Please note that the following document, although correct at the time of issue, may not represent the current position of the Canada Revenue Agency. / Veuillez prendre note que ce document, bien qu'exact au moment émis, peut ne pas représenter la position actuelle de l'Agence du revenu du Canada.
[Addressee]
March 24, 2014
Dear [Client]:
Subject: GST/HST INTERPRETATION
Request for ministerial exception
Thank you for your letter of [mm/dd/yyyy], where you seek an exemption under subsection 273.2(5) of the Excise Tax Act (the ETA) from the requirement to report certain amounts on Form GST111, Financial Institution GST/HST Annual Information Return (the Annual Information Return). We apologize for the delay in responding to your enquiry.
A review of your request indicates the following:
1. […]
2. Most of the property and casualty insurers that are registered for GST/HST purposes are selected listed financial institutions (SLFIs) as described in subsection 225.2(1) of the ETA.
3. For purposes of the special attribution method (SAM) in subsection 225.2(2) of the ETA, the following are prescribed amounts of tax for the purposes of paragraph (a) of Element A and F:
“any amount of tax that became payable by an insurer, or that was paid by the insurer without having become payable, in respect of property or services acquired, imported or brought into a participating province exclusively and directly for consumption, use or supply in the course of investigating, settling or defending a claim arising under an insurance policy that is not in the nature of accident and sickness insurance or life insurance”
4. Other than what is now a requirement under section 273.2 of the ETA in complying with the filing of the Annual Information Return, these prescribed amounts of tax are generally not required to be tracked or reported separately for any other reason to be compliant for GST/HST purposes.
5. Since the inception of the GST in 1991, property and casualty insurers have not tracked the GST/HST paid on claims costs that are prescribed amounts of tax. The reason for this is that, as a GST/HST exempt-industry, there is little incentive for property and casualty insurers to incur the considerable cost of tracking these amounts, nor are members required to track these amounts for any business or regulatory requirement purposes. Consequently, they do not currently have processes or systems solutions to do such tracking.
6. […].
7. Pursuant to section 273.2 of the ETA, GST/HST registered property and casualty insurers are now required to report the actual or estimated amounts of prescribed amounts of tax. Property and casualty insurers are finding this requirement to be quite onerous as it would be very costly from both time and money perspectives to establish and maintain processes and/or systems solutions to track the actual amount of the prescribed amounts of tax; and because of the way claims costs are accounted for and tracked by property and casualty companies, approaches to determining reasonable estimates of the prescribed amounts of tax are all extremely labour intensive and still may not lead to reliable estimates.
8. […][XYZ] is requesting that the Minister exercise her power under subsection 273.2(5) of the ETA and exempt […][ABC] from the requirement under subsection 273.2(3) of the ETA to provide the prescribed amounts of tax for purpose of paragraph (a) of Element A and F in subsection 225.2(2) of the ETA and as described in paragraph 40(a) of the Selected Listed Financial Institutions Attribution Method (GST/HST) Regulations on the Annual Information Return.

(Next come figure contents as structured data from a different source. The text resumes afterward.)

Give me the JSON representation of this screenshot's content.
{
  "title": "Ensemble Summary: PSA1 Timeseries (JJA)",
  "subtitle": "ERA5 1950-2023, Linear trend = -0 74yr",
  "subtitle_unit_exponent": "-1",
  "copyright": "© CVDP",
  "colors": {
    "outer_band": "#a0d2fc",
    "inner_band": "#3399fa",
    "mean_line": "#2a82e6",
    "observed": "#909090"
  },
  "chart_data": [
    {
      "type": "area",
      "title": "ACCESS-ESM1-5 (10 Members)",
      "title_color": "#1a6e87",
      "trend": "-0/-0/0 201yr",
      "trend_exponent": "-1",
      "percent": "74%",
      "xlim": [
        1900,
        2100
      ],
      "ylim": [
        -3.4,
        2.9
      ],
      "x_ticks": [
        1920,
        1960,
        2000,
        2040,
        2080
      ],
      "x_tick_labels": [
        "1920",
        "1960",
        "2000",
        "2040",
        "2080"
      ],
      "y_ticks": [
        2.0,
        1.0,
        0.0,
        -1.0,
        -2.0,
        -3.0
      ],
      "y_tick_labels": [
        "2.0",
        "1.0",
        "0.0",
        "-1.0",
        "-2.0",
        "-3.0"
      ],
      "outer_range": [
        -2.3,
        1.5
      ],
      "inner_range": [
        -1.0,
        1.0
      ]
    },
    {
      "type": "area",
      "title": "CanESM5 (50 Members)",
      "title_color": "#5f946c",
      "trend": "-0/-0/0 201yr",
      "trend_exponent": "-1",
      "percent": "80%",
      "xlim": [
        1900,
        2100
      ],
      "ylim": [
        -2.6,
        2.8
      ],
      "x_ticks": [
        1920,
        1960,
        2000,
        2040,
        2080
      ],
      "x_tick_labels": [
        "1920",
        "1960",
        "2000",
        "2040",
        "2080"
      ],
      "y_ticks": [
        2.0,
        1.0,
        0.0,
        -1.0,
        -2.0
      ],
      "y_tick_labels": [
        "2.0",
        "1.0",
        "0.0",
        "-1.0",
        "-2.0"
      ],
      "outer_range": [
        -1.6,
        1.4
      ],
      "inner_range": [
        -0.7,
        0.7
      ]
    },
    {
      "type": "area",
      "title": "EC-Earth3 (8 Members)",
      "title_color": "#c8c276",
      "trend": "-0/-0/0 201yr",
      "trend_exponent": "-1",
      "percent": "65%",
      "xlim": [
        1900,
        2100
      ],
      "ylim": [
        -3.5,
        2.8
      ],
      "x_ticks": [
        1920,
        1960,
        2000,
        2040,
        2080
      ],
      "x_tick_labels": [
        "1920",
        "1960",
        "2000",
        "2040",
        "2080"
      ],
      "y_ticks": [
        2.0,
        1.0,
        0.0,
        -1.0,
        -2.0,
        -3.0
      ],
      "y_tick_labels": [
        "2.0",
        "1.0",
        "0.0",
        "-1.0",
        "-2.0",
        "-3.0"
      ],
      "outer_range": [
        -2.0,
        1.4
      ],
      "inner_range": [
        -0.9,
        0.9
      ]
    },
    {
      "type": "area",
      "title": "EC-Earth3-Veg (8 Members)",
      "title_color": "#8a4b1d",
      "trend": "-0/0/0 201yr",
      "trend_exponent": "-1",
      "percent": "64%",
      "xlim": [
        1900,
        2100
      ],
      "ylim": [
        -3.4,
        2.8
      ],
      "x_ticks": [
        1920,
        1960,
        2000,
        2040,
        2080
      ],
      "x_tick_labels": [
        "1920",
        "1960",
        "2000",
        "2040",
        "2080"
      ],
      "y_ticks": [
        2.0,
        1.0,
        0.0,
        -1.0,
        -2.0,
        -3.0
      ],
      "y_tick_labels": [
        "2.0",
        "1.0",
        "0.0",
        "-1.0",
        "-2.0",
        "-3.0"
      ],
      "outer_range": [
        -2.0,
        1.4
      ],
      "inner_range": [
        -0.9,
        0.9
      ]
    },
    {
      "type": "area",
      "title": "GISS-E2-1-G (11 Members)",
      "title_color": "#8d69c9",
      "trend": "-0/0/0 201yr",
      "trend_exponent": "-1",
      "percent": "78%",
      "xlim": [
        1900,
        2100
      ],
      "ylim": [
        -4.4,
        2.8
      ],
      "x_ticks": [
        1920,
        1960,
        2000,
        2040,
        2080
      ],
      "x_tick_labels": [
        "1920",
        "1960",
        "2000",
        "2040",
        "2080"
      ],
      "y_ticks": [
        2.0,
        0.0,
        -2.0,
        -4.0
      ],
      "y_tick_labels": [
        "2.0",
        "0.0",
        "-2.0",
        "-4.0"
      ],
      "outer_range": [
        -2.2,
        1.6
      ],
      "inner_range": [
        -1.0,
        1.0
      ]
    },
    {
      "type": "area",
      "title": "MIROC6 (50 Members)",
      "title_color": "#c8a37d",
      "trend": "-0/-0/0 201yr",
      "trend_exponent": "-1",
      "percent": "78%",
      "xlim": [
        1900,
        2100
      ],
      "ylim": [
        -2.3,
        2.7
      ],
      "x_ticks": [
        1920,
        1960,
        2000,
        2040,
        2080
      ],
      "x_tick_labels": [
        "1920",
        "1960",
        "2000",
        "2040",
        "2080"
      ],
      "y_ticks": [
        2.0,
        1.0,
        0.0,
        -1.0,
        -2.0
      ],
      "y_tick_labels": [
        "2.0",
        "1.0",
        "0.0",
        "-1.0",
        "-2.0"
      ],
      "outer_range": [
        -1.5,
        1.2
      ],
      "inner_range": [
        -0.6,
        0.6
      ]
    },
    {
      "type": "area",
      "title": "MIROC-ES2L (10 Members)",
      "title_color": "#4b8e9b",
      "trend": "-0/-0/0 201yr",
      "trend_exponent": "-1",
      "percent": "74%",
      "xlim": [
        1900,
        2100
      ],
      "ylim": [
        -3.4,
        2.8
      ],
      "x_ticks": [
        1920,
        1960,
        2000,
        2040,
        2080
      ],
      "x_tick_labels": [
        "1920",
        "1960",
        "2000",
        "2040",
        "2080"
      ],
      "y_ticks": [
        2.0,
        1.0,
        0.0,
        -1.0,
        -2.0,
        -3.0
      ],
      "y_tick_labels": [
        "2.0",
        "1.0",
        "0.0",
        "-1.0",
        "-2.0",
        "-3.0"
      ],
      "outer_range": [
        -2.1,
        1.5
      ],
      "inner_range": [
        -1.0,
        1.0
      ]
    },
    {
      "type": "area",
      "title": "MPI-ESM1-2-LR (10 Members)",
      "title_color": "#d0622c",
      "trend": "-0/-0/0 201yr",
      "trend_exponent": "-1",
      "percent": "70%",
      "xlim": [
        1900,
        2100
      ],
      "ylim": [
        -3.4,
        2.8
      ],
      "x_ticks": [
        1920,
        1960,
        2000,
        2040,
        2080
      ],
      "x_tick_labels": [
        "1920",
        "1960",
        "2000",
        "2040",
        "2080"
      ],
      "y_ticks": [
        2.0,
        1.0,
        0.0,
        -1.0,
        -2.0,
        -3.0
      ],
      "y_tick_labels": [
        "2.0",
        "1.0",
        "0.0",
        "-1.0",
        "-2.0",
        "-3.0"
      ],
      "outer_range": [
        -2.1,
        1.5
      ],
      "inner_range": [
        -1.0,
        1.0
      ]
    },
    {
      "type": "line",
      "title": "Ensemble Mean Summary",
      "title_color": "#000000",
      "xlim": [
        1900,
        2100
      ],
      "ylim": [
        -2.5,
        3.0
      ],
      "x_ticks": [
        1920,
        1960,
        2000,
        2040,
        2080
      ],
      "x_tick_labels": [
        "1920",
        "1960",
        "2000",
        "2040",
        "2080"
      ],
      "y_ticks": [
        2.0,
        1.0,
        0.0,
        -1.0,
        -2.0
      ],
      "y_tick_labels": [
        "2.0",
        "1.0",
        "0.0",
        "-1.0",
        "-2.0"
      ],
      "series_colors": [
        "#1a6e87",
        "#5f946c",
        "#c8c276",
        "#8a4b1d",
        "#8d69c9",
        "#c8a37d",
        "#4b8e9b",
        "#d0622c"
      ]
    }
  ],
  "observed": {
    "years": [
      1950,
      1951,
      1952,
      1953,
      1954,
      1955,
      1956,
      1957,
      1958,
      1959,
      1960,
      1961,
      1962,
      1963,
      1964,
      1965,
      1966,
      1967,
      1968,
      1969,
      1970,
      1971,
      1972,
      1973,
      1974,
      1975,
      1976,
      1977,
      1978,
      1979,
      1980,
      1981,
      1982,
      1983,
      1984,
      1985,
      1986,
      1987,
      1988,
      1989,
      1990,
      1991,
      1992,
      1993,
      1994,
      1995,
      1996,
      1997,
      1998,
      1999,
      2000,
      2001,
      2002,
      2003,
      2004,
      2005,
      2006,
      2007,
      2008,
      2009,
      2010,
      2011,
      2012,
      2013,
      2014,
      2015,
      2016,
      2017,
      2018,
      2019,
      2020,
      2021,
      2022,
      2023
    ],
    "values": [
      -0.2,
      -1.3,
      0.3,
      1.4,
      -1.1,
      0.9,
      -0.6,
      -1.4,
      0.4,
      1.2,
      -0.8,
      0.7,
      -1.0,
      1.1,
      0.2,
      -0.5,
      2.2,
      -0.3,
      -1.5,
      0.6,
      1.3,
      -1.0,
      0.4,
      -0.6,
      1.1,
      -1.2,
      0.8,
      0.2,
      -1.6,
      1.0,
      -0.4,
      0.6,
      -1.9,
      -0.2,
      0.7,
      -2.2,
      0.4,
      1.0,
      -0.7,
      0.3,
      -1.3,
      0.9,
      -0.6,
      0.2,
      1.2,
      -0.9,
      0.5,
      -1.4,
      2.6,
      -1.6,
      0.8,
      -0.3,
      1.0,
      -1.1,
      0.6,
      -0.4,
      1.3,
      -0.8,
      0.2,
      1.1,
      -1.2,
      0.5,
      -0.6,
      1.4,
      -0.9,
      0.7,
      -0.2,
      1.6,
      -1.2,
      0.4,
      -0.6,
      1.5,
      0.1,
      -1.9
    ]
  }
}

Having considered the information above and consulted with interested parties such as Finance Canada that use the information collected, it has been determined that the Minister will not exempt […] [ABC] from the requirement under subsection 273.2(3) of the ETA to provide information related to the prescribed amounts of tax for the purpose of paragraph (a) of Element A and F in subsection 225.2(2) of the ETA and as described in paragraph 40(a) of the Selected Listed Financial Institutions Attribution Method (GST/HST) Regulations on the Annual Information Return.
As you are aware, under subsection 273.2(5) of the ETA, the Minister of National Revenue may exempt any reporting institution or class of reporting institutions from the requirement to provide any prescribed information or may allow any reporting institution or class of reporting institutions to provide a reasonable estimate of any actual amount that is required to be reported in the Annual Information Return. An exemption under subsection 273.2(5) of the ETA would generally be provided only in exceptional circumstances; one example is where a financial institution does not have all or some of the information required, because of a disaster such as a flood or fire at the financial institution’s premises.
It is important to note that Annual Information Return was introduced because there was a need for supplementary data from the financial services sector given the complexities in the sector and the specific GST/HST rules that apply to financial institutions. This additional data from financial institutions helps to improve compliance, maintain an efficient and effective tax administration system, and assess policy and legislative changes in a timely manner. It also assists the Government in meeting its commitments (under the Comprehensive Integrated Tax Coordination Agreement) to the provinces under the harmonized sales tax.
Should you require additional information, please do not hesitate to contact […], Excise and GST/HST Rulings Directorate at […].